Freeform, the network formerly known as ABC Family, which was the network formerly known as Fox Family (for those of you born before 2000), has gradually rebranded itself as an aspirational (and more importantly, inclusive) entertainment entity for Gen Z ever since coming out in 2016 with a whole new look and name. Back then, it was announced that it would establish a focus on "becomers," a group ABC Family President Tom Ascheim had tried to describe by explaining, "The most important question that young people ask themselves as they're going from high school to their thirties is, 'Who am I becoming?' So we call the life stage 'becoming' and the people going through it Becomers."
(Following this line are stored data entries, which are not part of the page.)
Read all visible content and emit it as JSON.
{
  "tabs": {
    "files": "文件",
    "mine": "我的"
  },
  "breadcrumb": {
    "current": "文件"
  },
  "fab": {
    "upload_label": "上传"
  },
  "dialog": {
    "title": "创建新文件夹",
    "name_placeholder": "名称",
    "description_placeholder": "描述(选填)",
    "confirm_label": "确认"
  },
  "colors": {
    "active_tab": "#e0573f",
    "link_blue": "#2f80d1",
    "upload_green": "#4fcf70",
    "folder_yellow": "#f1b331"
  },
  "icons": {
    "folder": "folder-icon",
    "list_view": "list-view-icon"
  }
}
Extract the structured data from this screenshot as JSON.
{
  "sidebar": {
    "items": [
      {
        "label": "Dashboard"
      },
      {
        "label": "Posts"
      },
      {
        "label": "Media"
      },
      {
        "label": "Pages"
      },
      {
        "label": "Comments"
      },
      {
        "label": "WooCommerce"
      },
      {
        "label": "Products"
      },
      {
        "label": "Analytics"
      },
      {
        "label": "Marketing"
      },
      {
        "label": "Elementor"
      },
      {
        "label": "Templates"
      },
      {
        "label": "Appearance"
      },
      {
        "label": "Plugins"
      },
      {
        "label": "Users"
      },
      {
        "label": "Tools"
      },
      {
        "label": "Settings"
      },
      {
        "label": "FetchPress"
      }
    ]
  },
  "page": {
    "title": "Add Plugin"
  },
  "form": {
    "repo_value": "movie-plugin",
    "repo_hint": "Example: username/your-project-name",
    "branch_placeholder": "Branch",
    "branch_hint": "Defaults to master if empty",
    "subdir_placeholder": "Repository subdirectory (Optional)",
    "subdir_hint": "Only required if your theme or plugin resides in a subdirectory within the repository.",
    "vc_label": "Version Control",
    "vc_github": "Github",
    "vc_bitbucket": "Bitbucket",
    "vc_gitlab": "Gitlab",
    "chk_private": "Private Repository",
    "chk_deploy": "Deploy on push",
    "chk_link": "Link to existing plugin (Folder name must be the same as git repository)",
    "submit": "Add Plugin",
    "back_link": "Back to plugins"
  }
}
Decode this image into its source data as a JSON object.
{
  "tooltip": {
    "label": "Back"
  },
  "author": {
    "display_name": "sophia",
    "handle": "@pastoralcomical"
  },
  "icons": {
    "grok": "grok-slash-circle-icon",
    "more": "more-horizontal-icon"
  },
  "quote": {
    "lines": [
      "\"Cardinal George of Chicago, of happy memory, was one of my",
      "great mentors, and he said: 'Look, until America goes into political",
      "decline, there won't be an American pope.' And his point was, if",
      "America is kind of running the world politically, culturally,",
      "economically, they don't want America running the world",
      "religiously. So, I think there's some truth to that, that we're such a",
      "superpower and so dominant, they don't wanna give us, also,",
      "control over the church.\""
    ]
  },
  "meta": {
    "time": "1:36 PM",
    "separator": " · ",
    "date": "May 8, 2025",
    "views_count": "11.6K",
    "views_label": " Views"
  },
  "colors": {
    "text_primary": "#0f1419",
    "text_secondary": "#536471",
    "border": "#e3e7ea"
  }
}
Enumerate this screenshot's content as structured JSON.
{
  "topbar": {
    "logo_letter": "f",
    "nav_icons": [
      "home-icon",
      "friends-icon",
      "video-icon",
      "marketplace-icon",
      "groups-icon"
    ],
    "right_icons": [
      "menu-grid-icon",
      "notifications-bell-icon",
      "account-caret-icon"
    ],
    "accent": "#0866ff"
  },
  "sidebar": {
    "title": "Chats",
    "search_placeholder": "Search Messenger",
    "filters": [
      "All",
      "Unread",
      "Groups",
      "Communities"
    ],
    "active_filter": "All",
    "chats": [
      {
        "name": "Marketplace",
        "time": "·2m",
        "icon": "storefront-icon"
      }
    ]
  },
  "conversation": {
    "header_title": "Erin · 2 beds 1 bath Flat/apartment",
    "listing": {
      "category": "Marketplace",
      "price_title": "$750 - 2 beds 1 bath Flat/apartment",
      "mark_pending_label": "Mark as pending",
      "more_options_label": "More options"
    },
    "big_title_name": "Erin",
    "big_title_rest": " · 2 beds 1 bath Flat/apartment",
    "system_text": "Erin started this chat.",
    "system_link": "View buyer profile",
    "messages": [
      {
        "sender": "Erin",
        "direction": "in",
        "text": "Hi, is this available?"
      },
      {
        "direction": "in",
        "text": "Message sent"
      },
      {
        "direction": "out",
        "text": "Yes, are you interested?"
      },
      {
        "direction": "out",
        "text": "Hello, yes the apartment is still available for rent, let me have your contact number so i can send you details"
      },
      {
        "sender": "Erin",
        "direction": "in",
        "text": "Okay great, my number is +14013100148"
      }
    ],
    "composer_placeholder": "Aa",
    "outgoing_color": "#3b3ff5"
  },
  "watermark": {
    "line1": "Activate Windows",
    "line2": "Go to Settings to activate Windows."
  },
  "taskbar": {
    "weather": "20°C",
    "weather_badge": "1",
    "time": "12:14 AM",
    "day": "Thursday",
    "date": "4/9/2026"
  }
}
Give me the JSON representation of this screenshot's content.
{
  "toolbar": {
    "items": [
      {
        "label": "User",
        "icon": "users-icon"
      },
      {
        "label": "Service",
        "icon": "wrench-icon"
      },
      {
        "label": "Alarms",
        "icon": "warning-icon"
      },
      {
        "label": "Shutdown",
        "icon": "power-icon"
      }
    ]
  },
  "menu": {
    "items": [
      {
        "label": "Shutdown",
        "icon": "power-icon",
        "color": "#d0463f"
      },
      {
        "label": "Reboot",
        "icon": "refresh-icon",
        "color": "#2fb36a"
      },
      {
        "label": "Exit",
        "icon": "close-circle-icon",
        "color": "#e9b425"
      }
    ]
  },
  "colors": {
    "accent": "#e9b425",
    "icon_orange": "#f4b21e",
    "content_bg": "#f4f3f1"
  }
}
And therein lies Everything's Gonna Be Okay, which effortlessly slides into those network brand pillars by centering on a group of very likable and relatable "Becomers." EGBOK is a tender, funny, and unapologetically awkward comedy, the likes of which you would get if Pen15Please Like Me (one of the best shows of the 2010s), and Catastrophe were to hook up in a throuple. Maybe that's because it's from executive producers of the latter two critically-acclaimed shows.

In fact, EGBOK fills in nicely as a thematic/spiritual sequel to Please Like Me, also created by star Josh Thomas. Here he plays Nicholas, an impish twentysomething from Australia whose visit to his biological American widower dad ends on a somber note: Dad has cancer and doesn't have long to live, and Nicholas ends up becoming the legal guardian of his two teenage half-sisters, autistic Matilda (Kayla Cromer), who's eager to start college and find romance with a kind jock, and awkward Genevieve (Maeve Press), a 14-year-old who's adjusting to the nerve-wracking politics of high school. And to make things even more confusing, Nicholas has just started a relationship with a cute and very understanding guy named Alex (Adam Faison, last seen in Hulu's slasher flick Midnight Kiss).

The first few episodes juggle a number of issues and scenes you'd rarely see in a television comedy ten years ago: Cancer, death, autism, menstruation, gay sex, teenage sexuality, alcohol, and drugs are all unabashedly on the table. Nothing is given the trite "afterschool special" treatment here. But nothing is depressingly bleak either; this is an easy half-hour for those looking for a lighter alternative to Euphoria.

Josh Thomas, basically playing the same character from PLM, is a refreshing sitcom figure, reluctantly stepping into a caregiver role with varying and naturally funny results. Here's hoping he finds more American fans (and that more Americans discover his previous work).

The rest of the cast and supporting players make for a uniquely authentic ensemble -- maybe because these teens look like actual teens. Cromer and Press beautifully capture the imperfect ways to manage high school while also dealing with the death of a parent ("I look like a child whore widow" is the best line from the pilot, delivered before an even more memorable funeral scene). Ivy Wolk, who plays one of Genevieve's frenemies, the Sia-mopped Tellulah, gets to spit out a few verbal barbs, but she never comes off as a complete mean girl. And Faison is the Perfect Boyfriend who finds himself as the unexpected fourth wheel in these siblings' messy lives. They're sloppy, they cry on each other's shoulders, and they have no idea how they're going to get through the next week.

They're a brave, new kind of modern family for a brave, new decade.

Everything's Gonna Be Okay airs Thursdays on Freeform.